The Liechtenstein composer Josef Rheinberger based an opera on the tale, which was premiered in 1867. Ludwig Englander wrote a romantic fairy tale in four acts called The Seven Ravens, combining drama, pantomime, opera and ballet. The libretto was by C. Lehnhardt and based on the original German play by Emil Pohl. It was translated by G.P. Lathorp and ran at Niblo's Gardens, New York, from 8 November 1884 for a total of 96 performances. A competing spectacle by the Kiralfy Brothers, Sieba and the Seven Ravens, was presented at the Star Theatre.

The German pagan folk band Faun released in 2019 a song called Sieben Raben (from the album
Märchen & Mythen), inspired by this fairy tale.

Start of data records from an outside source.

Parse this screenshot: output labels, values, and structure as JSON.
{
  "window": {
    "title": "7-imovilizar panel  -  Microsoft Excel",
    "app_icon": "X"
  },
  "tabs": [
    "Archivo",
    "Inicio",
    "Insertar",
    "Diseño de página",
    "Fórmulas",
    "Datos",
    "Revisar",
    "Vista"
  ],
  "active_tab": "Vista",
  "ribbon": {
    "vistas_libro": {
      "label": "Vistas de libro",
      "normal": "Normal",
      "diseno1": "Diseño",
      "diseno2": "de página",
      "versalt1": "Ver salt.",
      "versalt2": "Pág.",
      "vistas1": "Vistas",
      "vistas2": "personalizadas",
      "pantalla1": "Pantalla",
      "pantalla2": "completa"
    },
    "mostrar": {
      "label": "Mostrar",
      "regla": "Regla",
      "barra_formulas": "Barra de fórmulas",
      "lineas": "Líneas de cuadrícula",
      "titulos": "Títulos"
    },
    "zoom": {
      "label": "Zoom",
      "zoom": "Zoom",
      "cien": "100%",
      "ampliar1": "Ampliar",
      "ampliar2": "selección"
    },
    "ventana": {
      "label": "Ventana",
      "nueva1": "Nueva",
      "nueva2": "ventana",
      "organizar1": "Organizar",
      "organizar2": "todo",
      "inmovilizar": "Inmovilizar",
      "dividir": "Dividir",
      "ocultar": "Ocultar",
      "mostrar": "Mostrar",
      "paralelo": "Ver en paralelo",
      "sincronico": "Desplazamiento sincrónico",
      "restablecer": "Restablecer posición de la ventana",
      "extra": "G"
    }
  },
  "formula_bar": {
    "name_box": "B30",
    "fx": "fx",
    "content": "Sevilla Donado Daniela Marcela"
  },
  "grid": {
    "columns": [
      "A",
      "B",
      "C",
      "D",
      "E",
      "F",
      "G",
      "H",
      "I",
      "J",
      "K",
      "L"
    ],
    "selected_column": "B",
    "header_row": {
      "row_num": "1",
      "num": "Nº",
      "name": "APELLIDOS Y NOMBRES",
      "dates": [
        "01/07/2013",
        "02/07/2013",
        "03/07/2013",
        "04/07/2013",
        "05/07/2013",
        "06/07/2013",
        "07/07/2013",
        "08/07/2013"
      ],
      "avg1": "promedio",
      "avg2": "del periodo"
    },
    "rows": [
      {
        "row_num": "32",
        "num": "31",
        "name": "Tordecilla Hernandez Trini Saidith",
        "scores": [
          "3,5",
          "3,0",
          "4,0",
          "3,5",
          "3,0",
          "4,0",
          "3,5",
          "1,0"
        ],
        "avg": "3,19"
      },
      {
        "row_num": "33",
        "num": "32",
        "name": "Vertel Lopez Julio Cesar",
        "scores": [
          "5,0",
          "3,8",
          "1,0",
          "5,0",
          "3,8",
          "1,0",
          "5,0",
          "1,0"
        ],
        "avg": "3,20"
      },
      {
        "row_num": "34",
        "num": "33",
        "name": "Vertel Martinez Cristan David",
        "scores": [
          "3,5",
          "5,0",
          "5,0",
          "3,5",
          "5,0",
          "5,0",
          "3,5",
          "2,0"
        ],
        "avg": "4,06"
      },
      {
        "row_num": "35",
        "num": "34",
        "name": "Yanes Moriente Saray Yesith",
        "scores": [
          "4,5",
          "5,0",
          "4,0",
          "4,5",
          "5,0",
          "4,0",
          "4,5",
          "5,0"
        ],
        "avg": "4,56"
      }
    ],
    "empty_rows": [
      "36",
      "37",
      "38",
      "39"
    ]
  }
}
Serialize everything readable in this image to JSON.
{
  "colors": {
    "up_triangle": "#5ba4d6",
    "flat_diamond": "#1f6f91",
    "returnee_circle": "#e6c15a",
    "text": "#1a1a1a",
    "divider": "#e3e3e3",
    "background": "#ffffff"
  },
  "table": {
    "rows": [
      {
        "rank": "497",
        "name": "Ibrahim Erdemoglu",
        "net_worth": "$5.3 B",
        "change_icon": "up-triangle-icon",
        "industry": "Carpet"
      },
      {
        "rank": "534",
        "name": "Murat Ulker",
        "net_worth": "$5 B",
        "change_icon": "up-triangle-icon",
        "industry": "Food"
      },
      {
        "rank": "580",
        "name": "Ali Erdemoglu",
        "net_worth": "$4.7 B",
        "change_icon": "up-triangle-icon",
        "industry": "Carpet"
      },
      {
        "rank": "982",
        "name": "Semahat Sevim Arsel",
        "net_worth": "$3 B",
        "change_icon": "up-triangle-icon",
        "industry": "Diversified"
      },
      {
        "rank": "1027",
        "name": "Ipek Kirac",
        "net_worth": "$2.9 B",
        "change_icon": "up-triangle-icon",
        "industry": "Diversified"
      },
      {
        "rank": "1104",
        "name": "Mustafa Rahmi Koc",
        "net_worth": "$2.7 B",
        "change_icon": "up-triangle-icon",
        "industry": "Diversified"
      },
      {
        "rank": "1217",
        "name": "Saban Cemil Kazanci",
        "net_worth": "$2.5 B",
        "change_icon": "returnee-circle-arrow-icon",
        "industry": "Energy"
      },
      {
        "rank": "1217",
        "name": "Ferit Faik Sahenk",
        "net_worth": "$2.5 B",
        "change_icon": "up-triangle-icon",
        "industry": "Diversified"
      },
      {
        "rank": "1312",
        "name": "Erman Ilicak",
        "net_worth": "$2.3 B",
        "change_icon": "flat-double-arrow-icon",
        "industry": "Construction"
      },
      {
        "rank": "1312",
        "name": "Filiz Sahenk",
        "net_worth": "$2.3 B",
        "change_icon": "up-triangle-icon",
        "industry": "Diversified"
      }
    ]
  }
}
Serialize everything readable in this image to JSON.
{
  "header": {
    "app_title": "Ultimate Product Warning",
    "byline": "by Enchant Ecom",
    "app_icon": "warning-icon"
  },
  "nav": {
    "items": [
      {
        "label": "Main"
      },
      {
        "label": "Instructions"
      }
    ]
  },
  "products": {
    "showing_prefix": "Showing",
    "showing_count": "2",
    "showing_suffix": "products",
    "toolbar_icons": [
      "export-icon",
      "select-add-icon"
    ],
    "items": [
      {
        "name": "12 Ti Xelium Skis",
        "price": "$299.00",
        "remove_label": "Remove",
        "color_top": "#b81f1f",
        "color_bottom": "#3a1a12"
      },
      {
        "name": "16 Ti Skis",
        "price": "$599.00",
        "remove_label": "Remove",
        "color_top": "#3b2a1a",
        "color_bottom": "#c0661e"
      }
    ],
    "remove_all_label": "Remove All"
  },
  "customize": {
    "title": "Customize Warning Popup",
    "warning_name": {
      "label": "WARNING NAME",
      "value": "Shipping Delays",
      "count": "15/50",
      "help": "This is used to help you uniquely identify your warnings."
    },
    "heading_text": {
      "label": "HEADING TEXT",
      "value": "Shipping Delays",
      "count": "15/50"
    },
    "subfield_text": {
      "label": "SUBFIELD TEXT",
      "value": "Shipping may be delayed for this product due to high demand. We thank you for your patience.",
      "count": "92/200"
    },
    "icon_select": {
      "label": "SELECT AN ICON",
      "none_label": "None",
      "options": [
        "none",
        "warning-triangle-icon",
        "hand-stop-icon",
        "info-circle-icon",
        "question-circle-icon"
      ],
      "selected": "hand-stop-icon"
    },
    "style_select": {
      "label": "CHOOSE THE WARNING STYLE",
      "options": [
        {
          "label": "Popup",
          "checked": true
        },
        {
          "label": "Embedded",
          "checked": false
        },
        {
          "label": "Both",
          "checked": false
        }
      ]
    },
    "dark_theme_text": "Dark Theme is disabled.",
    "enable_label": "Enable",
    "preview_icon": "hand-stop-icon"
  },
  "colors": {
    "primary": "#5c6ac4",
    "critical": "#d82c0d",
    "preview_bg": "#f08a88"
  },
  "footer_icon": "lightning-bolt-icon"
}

==Modern interpretations==
Black Feather by K. Tempest Bradford (published in the Interfictions anthology, 2007) references commonalities between The Six Swans, The Seven Ravens, and The Twelve Brothers while building a new narrative for the sister character found in all three versions.

A musical version of The Seven Ravens, written by Wolfgang Adenberg and Alexander S. Bermange was presented at the Amphitheater Park Schloss Philippsruhe, Hanau, Germany as part of the Brothers Grimm Festival in 2007.

A fantasy webcomic named Raven Saga , created by Chiriro Howe and published by Webtoon.